For the model, I like the mean and trend to be very smooth along D. So I employ GPs (kernels K_1 and K_2). And I also like to have the noise to be AR1.
- length of
dayofyear
dimensionD
approx. 290 - length of
year
dimensionN
approx. 20
So I think the model I want should look (something) like this:
I have a prior \mu_0 for each dayofyear at t_0 (and technically also a variance, but I decided to ignore that until it works at least a little).
The (wrong) model
The code below is a stage of my code which I was able to run (although it took forever and terminated before it finished with a file-not-found error related to some (maybe) temporary file). Anyway, it is not really what I aim for (see block thereafter, for what I actually try to do).

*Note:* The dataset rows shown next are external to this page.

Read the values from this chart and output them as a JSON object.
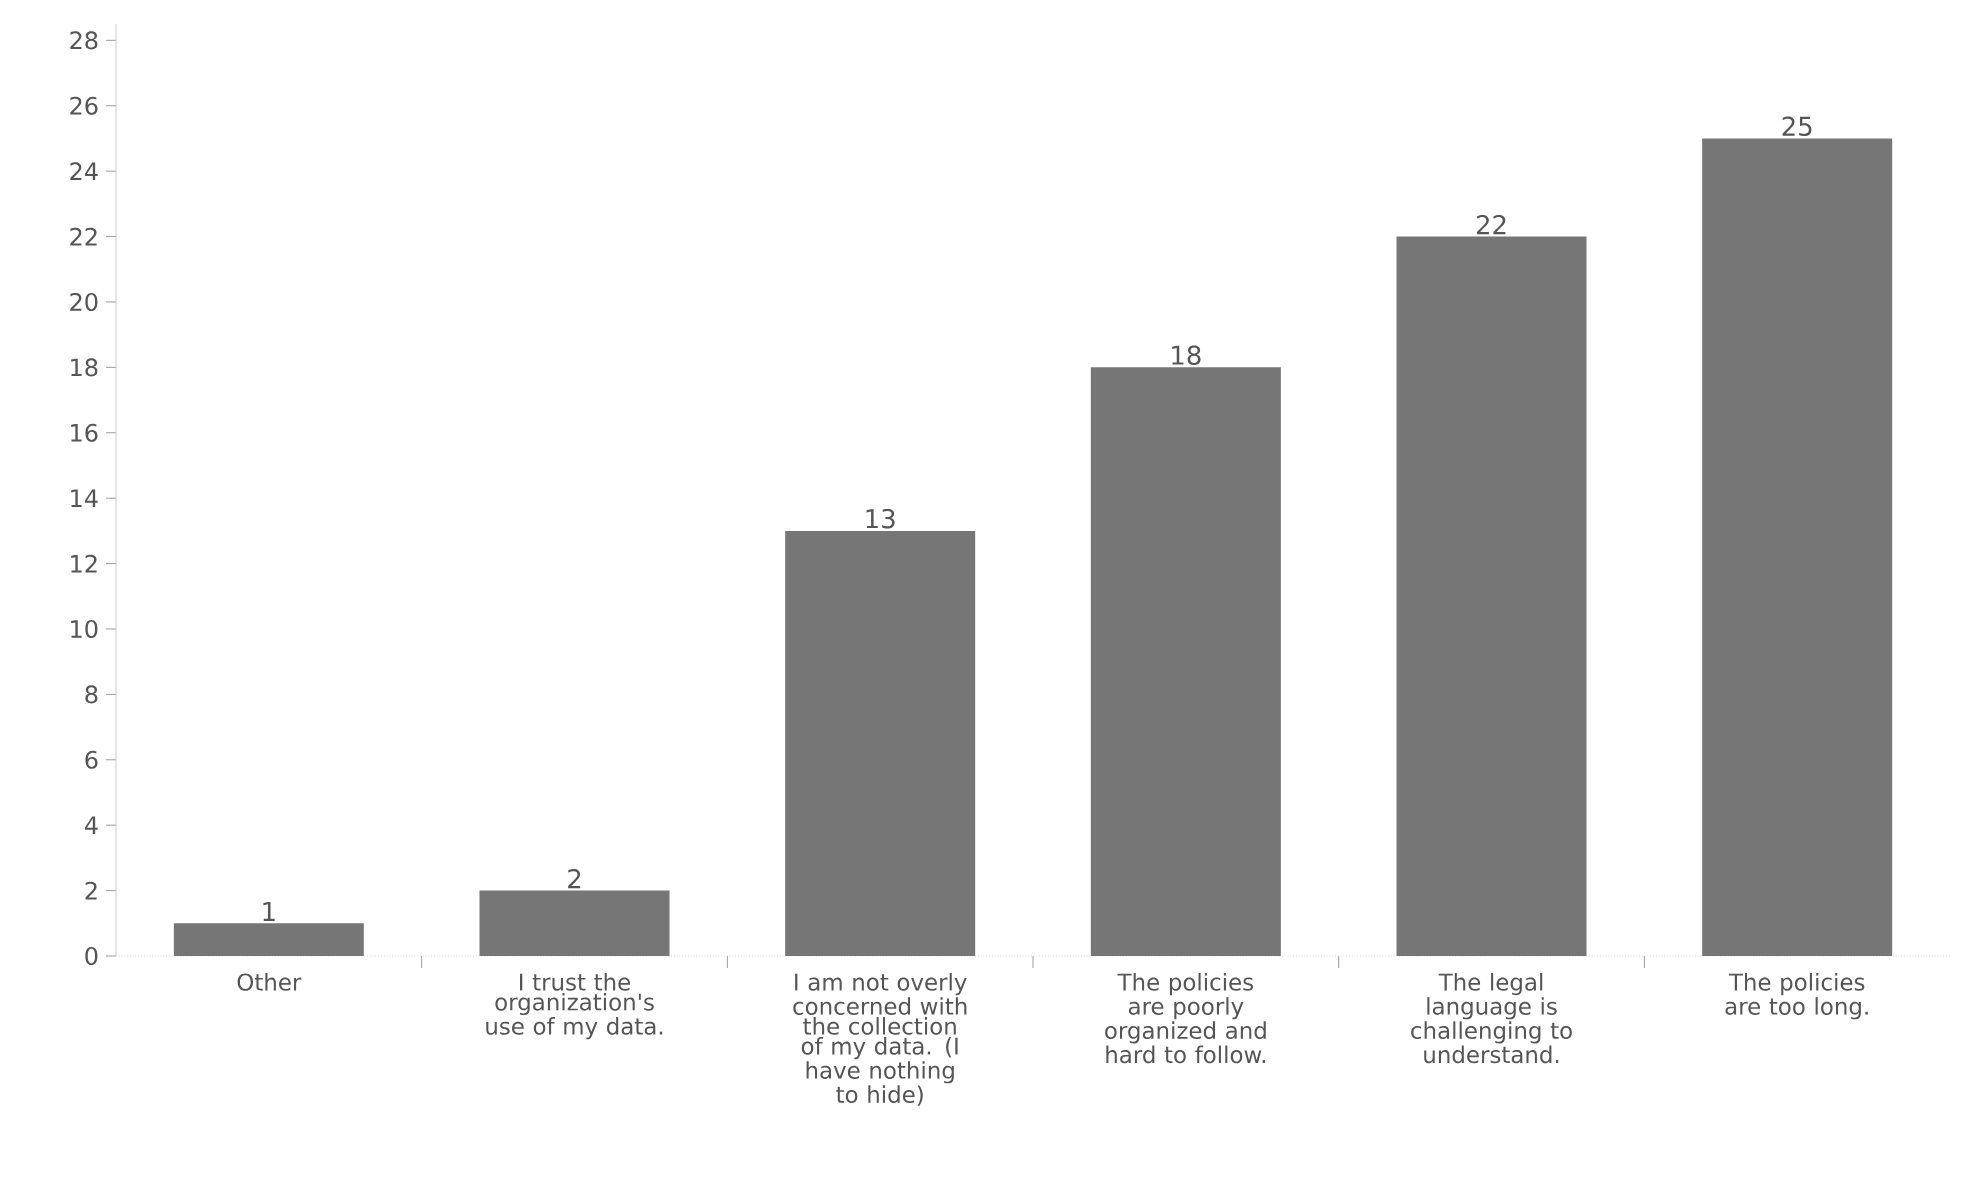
{
  "chart_data": {
    "type": "bar",
    "categories": [
      "Other",
      "I trust the organization's use of my data.",
      "I am not overly concerned with the collection of my data. (I have nothing to hide)",
      "The policies are poorly organized and hard to follow.",
      "The legal language is challenging to understand.",
      "The policies are too long."
    ],
    "values": [
      1,
      2,
      13,
      18,
      22,
      25
    ],
    "color": "#767676",
    "data_labels": true,
    "ylim": [
      0,
      28.5
    ],
    "yticks": [
      0,
      2,
      4,
      6,
      8,
      10,
      12,
      14,
      16,
      18,
      20,
      22,
      24,
      26,
      28
    ],
    "grid": false
  }
}
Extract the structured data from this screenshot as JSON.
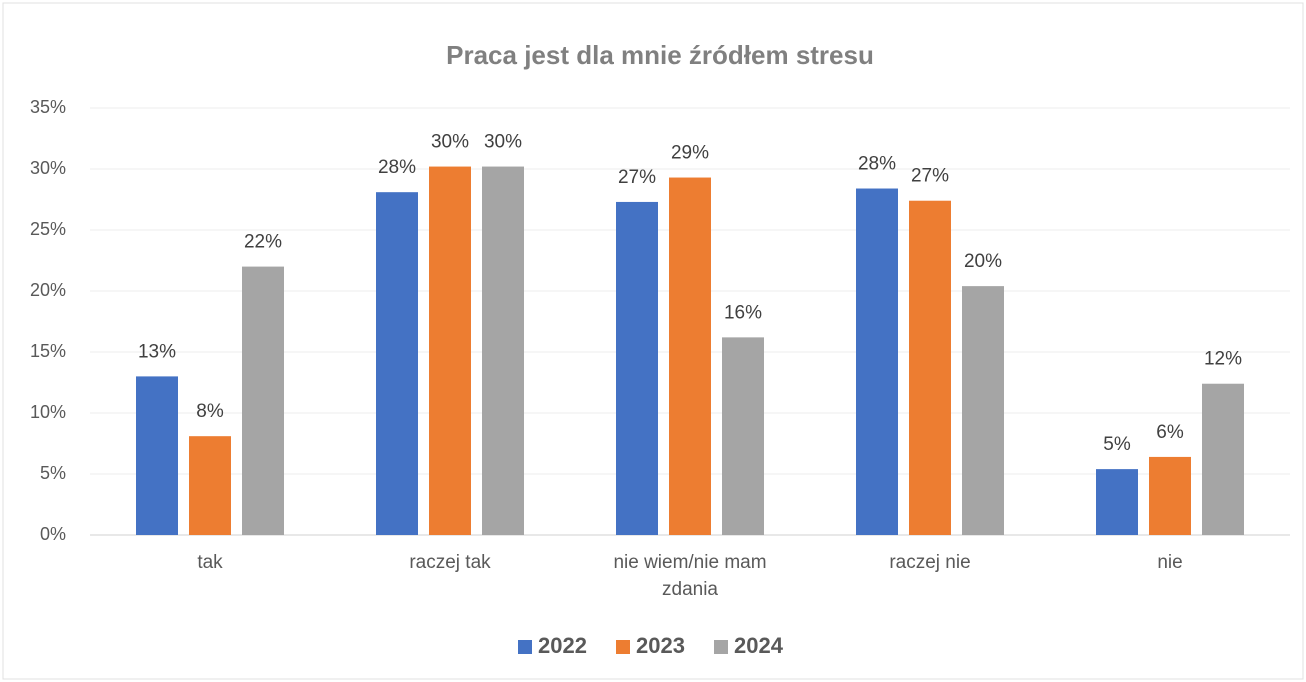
{
  "chart_data": {
    "type": "bar",
    "title": "Praca jest dla mnie źródłem stresu",
    "categories": [
      "tak",
      "raczej tak",
      "nie wiem/nie mam zdania",
      "raczej nie",
      "nie"
    ],
    "series": [
      {
        "name": "2022",
        "color": "#4472c4",
        "values": [
          13.0,
          28.1,
          27.3,
          28.4,
          5.4
        ],
        "value_labels": [
          "13%",
          "28%",
          "27%",
          "28%",
          "5%"
        ]
      },
      {
        "name": "2023",
        "color": "#ed7d31",
        "values": [
          8.1,
          30.2,
          29.3,
          27.4,
          6.4
        ],
        "value_labels": [
          "8%",
          "30%",
          "29%",
          "27%",
          "6%"
        ]
      },
      {
        "name": "2024",
        "color": "#a5a5a5",
        "values": [
          22.0,
          30.2,
          16.2,
          20.4,
          12.4
        ],
        "value_labels": [
          "22%",
          "30%",
          "16%",
          "20%",
          "12%"
        ]
      }
    ],
    "ylim": [
      0,
      35
    ],
    "yticks": [
      {
        "value": 0,
        "label": "0%"
      },
      {
        "value": 5,
        "label": "5%"
      },
      {
        "value": 10,
        "label": "10%"
      },
      {
        "value": 15,
        "label": "15%"
      },
      {
        "value": 20,
        "label": "20%"
      },
      {
        "value": 25,
        "label": "25%"
      },
      {
        "value": 30,
        "label": "30%"
      },
      {
        "value": 35,
        "label": "35%"
      }
    ],
    "grid": true,
    "legend": "bottom"
  }
}
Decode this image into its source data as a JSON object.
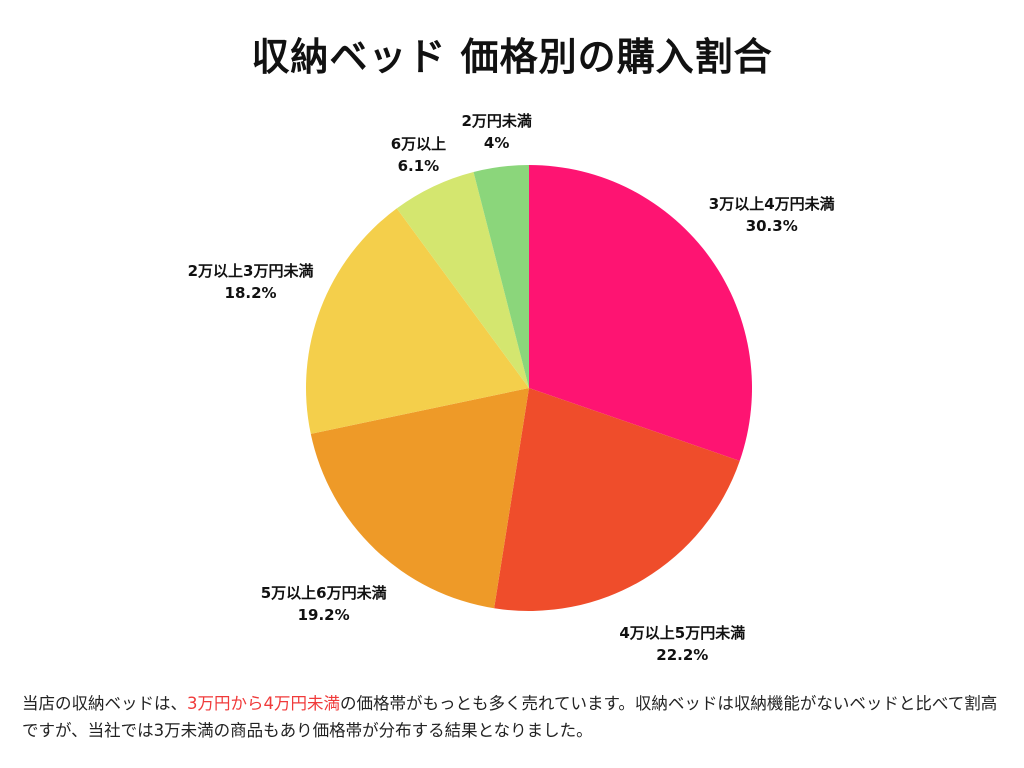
{
  "chart_data": {
    "type": "pie",
    "title": "収納ベッド 価格別の購入割合",
    "start_angle": "top, clockwise",
    "slices": [
      {
        "label": "3万以上4万円未満",
        "value": 30.3,
        "value_label": "30.3%",
        "color": "#FE1472"
      },
      {
        "label": "4万以上5万円未満",
        "value": 22.2,
        "value_label": "22.2%",
        "color": "#EF4D2B"
      },
      {
        "label": "5万以上6万円未満",
        "value": 19.2,
        "value_label": "19.2%",
        "color": "#EE9A28"
      },
      {
        "label": "2万以上3万円未満",
        "value": 18.2,
        "value_label": "18.2%",
        "color": "#F4CF4B"
      },
      {
        "label": "6万以上",
        "value": 6.1,
        "value_label": "6.1%",
        "color": "#D4E66F"
      },
      {
        "label": "2万円未満",
        "value": 4,
        "value_label": "4%",
        "color": "#8BD67B"
      }
    ]
  },
  "caption": {
    "part1": "当店の収納ベッドは、",
    "highlight": "3万円から4万円未満",
    "part2": "の価格帯がもっとも多く売れています。収納ベッドは収納機能がないベッドと比べて割高ですが、当社では3万未満の商品もあり価格帯が分布する結果となりました。",
    "highlight_color": "#F03A3A"
  }
}
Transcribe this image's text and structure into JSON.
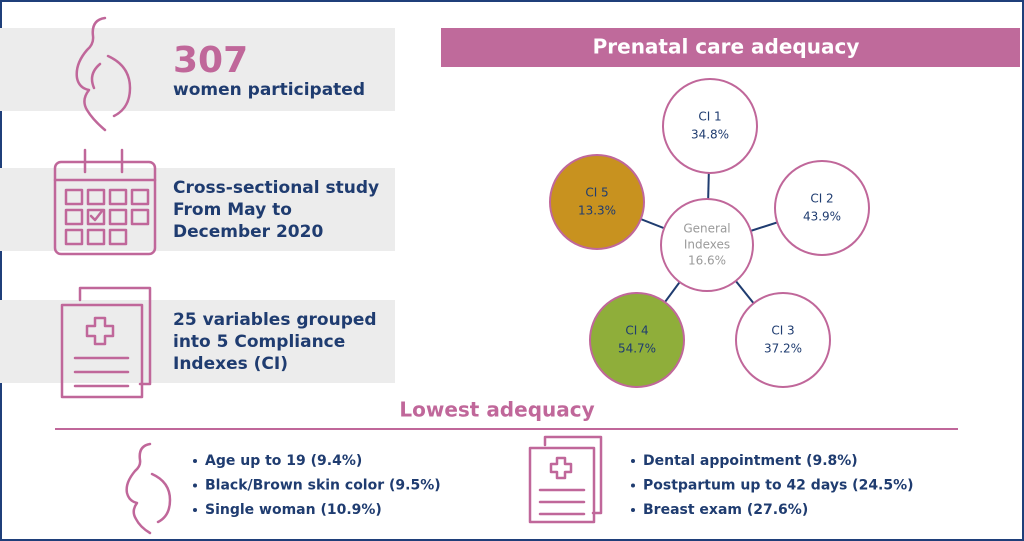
{
  "stats": [
    {
      "number": "307",
      "lines": [
        "women participated"
      ]
    },
    {
      "lines": [
        "Cross-sectional study",
        "From May to",
        "December 2020"
      ]
    },
    {
      "lines": [
        "25 variables grouped",
        "into 5 Compliance",
        "Indexes (CI)"
      ]
    }
  ],
  "prenatal": {
    "title": "Prenatal care adequacy",
    "center": {
      "lines": [
        "General",
        "Indexes"
      ],
      "value": "16.6%"
    },
    "nodes": [
      {
        "label": "CI 1",
        "value": "34.8%"
      },
      {
        "label": "CI 2",
        "value": "43.9%"
      },
      {
        "label": "CI 3",
        "value": "37.2%"
      },
      {
        "label": "CI 4",
        "value": "54.7%"
      },
      {
        "label": "CI 5",
        "value": "13.3%"
      }
    ]
  },
  "lowest": {
    "title": "Lowest adequacy",
    "left": [
      "Age up to 19 (9.4%)",
      "Black/Brown skin color (9.5%)",
      "Single woman (10.9%)"
    ],
    "right": [
      "Dental appointment (9.8%)",
      "Postpartum up to 42 days (24.5%)",
      "Breast exam (27.6%)"
    ]
  }
}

So here the code that I could write and run:
data {
int<lower=1> D;
int<lower=1> N;
array[D] int<lower=1> doy;
array[D] real<lower=0> sig_0;
array[N] int year;
array[D, N] real y;
vector[D] mu_0;
}
transformed data {
matrix[D, D] K1 = gp_exp_quad_cov(doy, 0.2, 1.0 * D);
matrix[D, D] K2 = gp_exp_quad_cov(doy, 0.05, 3.0 * D);
for (d in 1:D) {
K1[d, d] = K1[d, d] + 0.01;
K2[d, d] = K2[d, d] + 0.01;
}
}
parameters {
real<lower=0> rho;
real<lower=0> sigma_annual;
vector[D] a;
vector[D] b;
vector[D] epsilon;
}
transformed parameters {
matrix[D, D] AR1;
for (i in 1:D) {
for (j in 1:D) {
AR1[i, j] = rho^(abs(i-j));
}
}
matrix[D, D] sigma_AR1;
sigma_AR1 = diag_matrix(10.0 * to_vector(sig_0)) * AR1 * diag_matrix(10.0 * to_vector(sig_0));
}
model {
rho ~ beta(1, 1);
a ~ multi_normal(mu_0, K1);
b ~ multi_normal(rep_vector(0, D), K2);
sigma_annual ~ scaled_inv_chi_square(1, 1);
for (n in 1:N) {
epsilon ~ multi_normal(rep_vector(0, D), sigma_AR1);
for (d in 1:D) {
y[d, n] ~ normal(a[d] + b[d] * year[n] + epsilon[d], sigma_annual);
}
}
}
The (invalid) model
Now the above doesn’t have actual slice-wise autocorrelation (for each year=N), so what I think what I actually want is more like this:
...
model {
rho ~ beta(1, 1);
a ~ multi_normal(mu_0, K1);
b ~ multi_normal(rep_vector(0, D), K2);
for (n in 1:N) {
epsilon[n] ~ multi_normal(rep_vector(0, D), sigma_AR1)
y[:, n] = a + b * year[n] + epsilon[n];
}
}
but that is not Stan syntax. I’ve seen how this could work if I hadn’t this extra dimension (or at least I am personally unable to translate the example to my problem). Anyway, I have trouble finding answers (or the right search prompt) to solve the problems in the code.
The (vague) question
I know this is quite vague, but anyway: What can I do to get this running?
Beyond the wrong model, there are probably many problems in my code, feel free to comment on them too :)
Thanks!
Ezra